A trouble in definition a friend function of template class in the namespace in c++

Question

namespace N
{
    template<typename tname> class C
    {
    public:
            friend void f(int, C<tname>);
    };
}

template<typename tname>
    void N::f(int, N::C<tname>)
    {   
    }

I am creating a friend function f like above but the compiler informed me this error :

'f': is not a member of N.

Meanwhile, without the namespace, my code will run correcly.

My code will be correct too when I use normal class instead of generic class (no remove namespace).

And it will also have no error with fully declaration. Like following code:

namespace N
{
    template<typename tname> class C
    {
    public:
        friend void f(int, C<tname>)
        {
            //mycode
        }
    };
} 

Could someone help me fix this error in my first code? Thank you very much.

Answer 1

The friend declaration does not mean that the function is now a member of that class. It only means that f has access to the private members of C .

So if f is in the global namespace it cannot be referenced as being inside namespace N with N::f , it is still only a ::f , even after the friend declaration.

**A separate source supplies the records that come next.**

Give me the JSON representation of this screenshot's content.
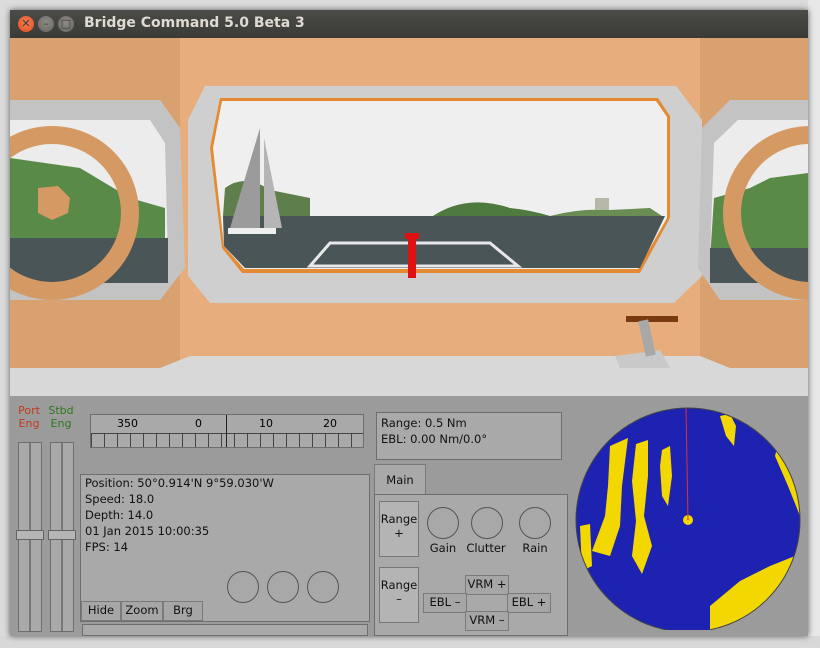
{
  "window": {
    "title": "Bridge Command 5.0 Beta 3"
  },
  "colors": {
    "radar_sea": "#1e22b0",
    "radar_land": "#f2d800",
    "bridge_frame": "#d9a16f",
    "sky": "#eeeeee",
    "water": "#4a5558"
  },
  "engines": {
    "port_label_1": "Port",
    "port_label_2": "Eng",
    "stbd_label_1": "Stbd",
    "stbd_label_2": "Eng"
  },
  "compass": {
    "ticks": [
      "350",
      "0",
      "10",
      "20"
    ]
  },
  "info": {
    "position": "Position: 50°0.914'N 9°59.030'W",
    "speed": "Speed: 18.0",
    "depth": "Depth: 14.0",
    "datetime": "01 Jan 2015 10:00:35",
    "fps": "FPS: 14"
  },
  "info_buttons": {
    "hide": "Hide",
    "zoom": "Zoom",
    "brg": "Brg"
  },
  "radar_info": {
    "range": "Range: 0.5 Nm",
    "ebl": "EBL: 0.00 Nm/0.0°"
  },
  "radar_tabs": {
    "main": "Main"
  },
  "radar_controls": {
    "range_plus_1": "Range",
    "range_plus_2": "+",
    "range_minus_1": "Range",
    "range_minus_2": "–",
    "gain": "Gain",
    "clutter": "Clutter",
    "rain": "Rain",
    "vrm_plus": "VRM +",
    "vrm_minus": "VRM –",
    "ebl_minus": "EBL –",
    "ebl_plus": "EBL +"
  }
}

In the second example you're declaring f as a member function and declaring it a friend which I'm not sure serves a purpose.

The following compiles:

namespace N
{

template<typename tname>
class C;

template<typename tname>
void f(int, C<tname>);

template<typename tname> class C
{
public:
    friend void f(int, C<tname>);
};
}

template<typename tname>
void N::f(int, N::C<tname>)
{
}

int main()
{

}